Infelizmente, o contexto de violência da série relatada não é apenas ficcional, é baseado em um livro que conta a história verídica de Marie Addler, no qual ela é entrevistada por Christian Miller e Kent Armstrong . Na realidade, Marie sofreu todas as violações citadas ao longo do texto, desde ter sido julgada, por investigadores homens, que seu comportamento calmo não correspondia ao de uma vítima de estupro, a ser processada e forçada a pagar 500 dólares.
Além disso, os jornalistas entrevistaram o criminoso Marc O’Leary e lhe dedicaram dois capítulos do livro. Isso porque, segundo Miller e Armstrong, eles pensaram como o FBI: é importante compreender como a cabeça do criminoso funciona, para mostrar como ele reconheceu as falhas no sistema e tirou vantagem disso para escapar por tanto tempo.
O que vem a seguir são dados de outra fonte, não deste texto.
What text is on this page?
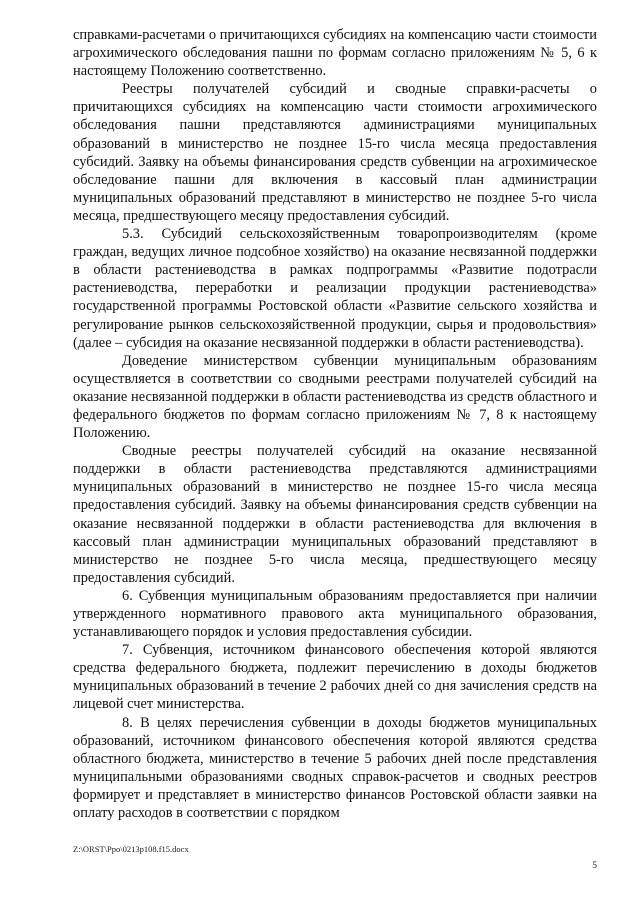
справками-расчетами о причитающихся субсидиях на компенсацию части стоимости агрохимического обследования пашни по формам согласно приложениям № 5, 6 к настоящему Положению соответственно.

Реестры получателей субсидий и сводные справки-расчеты о причитающихся субсидиях на компенсацию части стоимости агрохимического обследования пашни представляются администрациями муниципальных образований в министерство не позднее 15-го числа месяца предоставления субсидий. Заявку на объемы финансирования средств субвенции на агрохимическое обследование пашни для включения в кассовый план администрации муниципальных образований представляют в министерство не позднее 5-го числа месяца, предшествующего месяцу предоставления субсидий.

5.3. Субсидий сельскохозяйственным товаропроизводителям (кроме граждан, ведущих личное подсобное хозяйство) на оказание несвязанной поддержки в области растениеводства в рамках подпрограммы «Развитие подотрасли растениеводства, переработки и реализации продукции растениеводства» государственной программы Ростовской области «Развитие сельского хозяйства и регулирование рынков сельскохозяйственной продукции, сырья и продовольствия» (далее – субсидия на оказание несвязанной поддержки в области растениеводства).

Доведение министерством субвенции муниципальным образованиям осуществляется в соответствии со сводными реестрами получателей субсидий на оказание несвязанной поддержки в области растениеводства из средств областного и федерального бюджетов по формам согласно приложениям № 7, 8 к настоящему Положению.

Сводные реестры получателей субсидий на оказание несвязанной поддержки в области растениеводства представляются администрациями муниципальных образований в министерство не позднее 15-го числа месяца предоставления субсидий. Заявку на объемы финансирования средств субвенции на оказание несвязанной поддержки в области растениеводства для включения в кассовый план администрации муниципальных образований представляют в министерство не позднее 5-го числа месяца, предшествующего месяцу предоставления субсидий.

6. Субвенция муниципальным образованиям предоставляется при наличии утвержденного нормативного правового акта муниципального образования, устанавливающего порядок и условия предоставления субсидии.

7. Субвенция, источником финансового обеспечения которой являются средства федерального бюджета, подлежит перечислению в доходы бюджетов муниципальных образований в течение 2 рабочих дней со дня зачисления средств на лицевой счет министерства.

8. В целях перечисления субвенции в доходы бюджетов муниципальных образований, источником финансового обеспечения которой являются средства областного бюджета, министерство в течение 5 рабочих дней после представления муниципальными образованиями сводных справок-расчетов и сводных реестров формирует и представляет в министерство финансов Ростовской области заявки на оплату расходов в соответствии с порядком

Z:\ORST\Ppo\0213p108.f15.docx
5
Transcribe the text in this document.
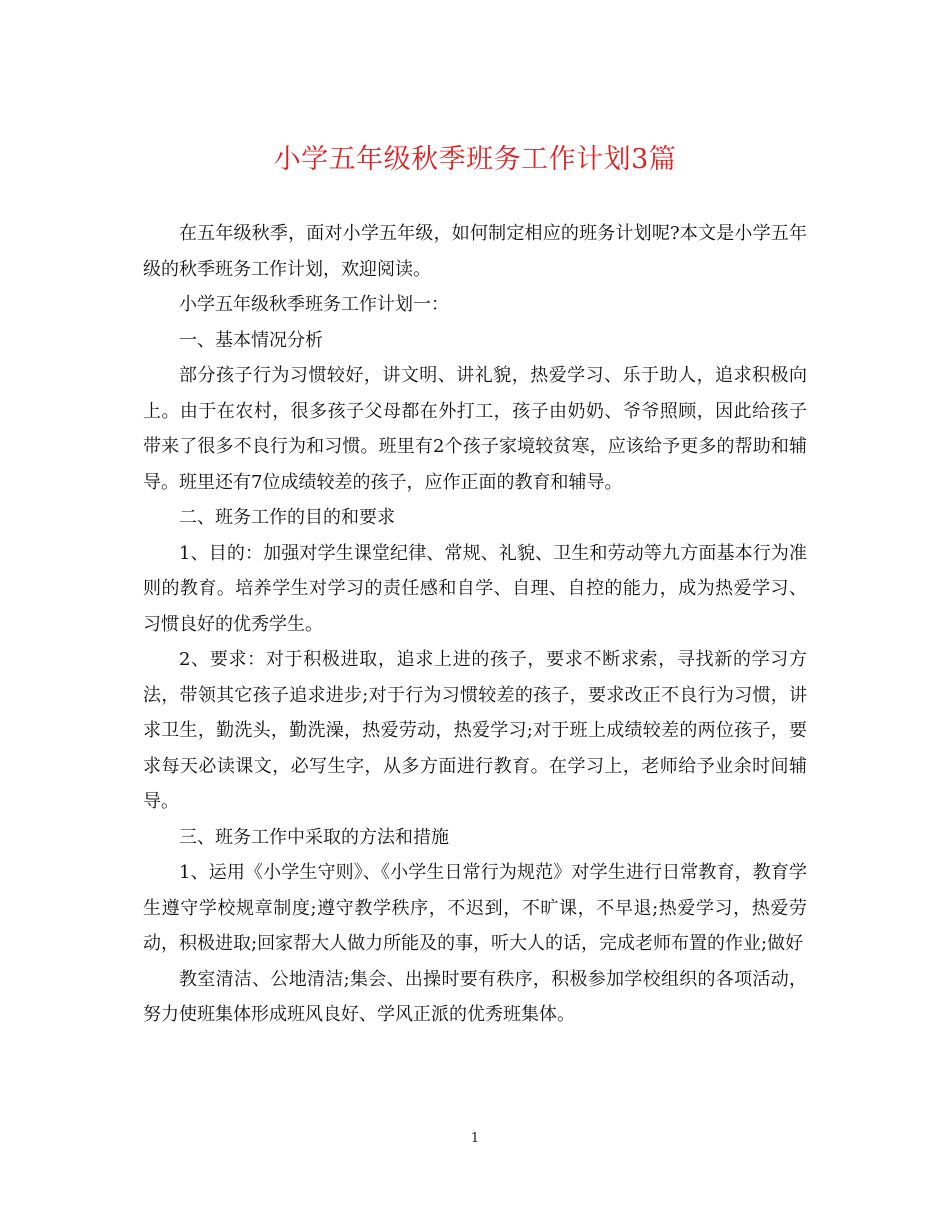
小学五年级秋季班务工作计划3篇

在五年级秋季，面对小学五年级，如何制定相应的班务计划呢?本文是小学五年级的秋季班务工作计划，欢迎阅读。

小学五年级秋季班务工作计划一：

一、基本情况分析

部分孩子行为习惯较好，讲文明、讲礼貌，热爱学习、乐于助人，追求积极向上。由于在农村，很多孩子父母都在外打工，孩子由奶奶、爷爷照顾，因此给孩子带来了很多不良行为和习惯。班里有2个孩子家境较贫寒，应该给予更多的帮助和辅导。班里还有7位成绩较差的孩子，应作正面的教育和辅导。

二、班务工作的目的和要求

1、目的：加强对学生课堂纪律、常规、礼貌、卫生和劳动等九方面基本行为准则的教育。培养学生对学习的责任感和自学、自理、自控的能力，成为热爱学习、习惯良好的优秀学生。

2、要求：对于积极进取，追求上进的孩子，要求不断求索，寻找新的学习方法，带领其它孩子追求进步;对于行为习惯较差的孩子，要求改正不良行为习惯，讲求卫生，勤洗头，勤洗澡，热爱劳动，热爱学习;对于班上成绩较差的两位孩子，要求每天必读课文，必写生字，从多方面进行教育。在学习上，老师给予业余时间辅导。

三、班务工作中采取的方法和措施

1、运用《小学生守则》、《小学生日常行为规范》对学生进行日常教育，教育学生遵守学校规章制度;遵守教学秩序，不迟到，不旷课，不早退;热爱学习，热爱劳动，积极进取;回家帮大人做力所能及的事，听大人的话，完成老师布置的作业;做好

教室清洁、公地清洁;集会、出操时要有秩序，积极参加学校组织的各项活动，努力使班集体形成班风良好、学风正派的优秀班集体。

1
Os entrevistadores contam que, na entrevista, focaram em descobrir como ele tinha tanto conhecimento sobre o trabalho da polícia e como sabia que, se cometesse um crime em diferentes jurisdições, teria menos chance de ser pego.
Produções como essa, em que a ineficiência da elite masculina policial é exibida, são extremamente importantes para servir como alerta e tentativa de mudança social. Por exemplo, na cidade de Lynwood, onde aconteceu o caso de Marie, os detetives passaram a receber um treinamento melhor, para evitar que despreparos como esse aconteçam novamente.
Como o de Marie, há inúmeros outros casos mundo afora. Apenas no Brasil, segundo o Anuário Brasileiro de Segurança Pública, há uma média de 75 mil casos de estupro por ano, o que corresponde a 205 por dia. Desses casos, a grande maioria não chega às autoridades policiais e, quando chegam, muitas vezes, não recebem a devida atenção em razão do sistema que combina poder e machismo. Isto é, que privilegia homens brancos e heterossexuais em cargos de chefia.
Esse sistema faz com que os homens, estruturalmente, se sintam proprietários dos corpos femininos, e donos até de suas histórias. A necessidade – tão frequente em casos de abuso sexual – de expor, ridicularizar e humilhar a vítima se dá em razão de tornar a mulher um objeto sexual descartável e inferior ao homem. Somado a isso, a falta de preparo/ interesse de muitos policiais para atender a esse tipo de vítima apenas potencializa a violência sofrida por ela.
Por Maria Clara Soares
Serviço:
Título original: Unbelievable
Onde assistir: Netflix
Classificação indicativa: 16 anos (A16)
Classificação da autora: 16 anos (A16)
Justificativa: cenas de violência sexual e machismo explícitas, que podem causar gatilhos aos espectadores.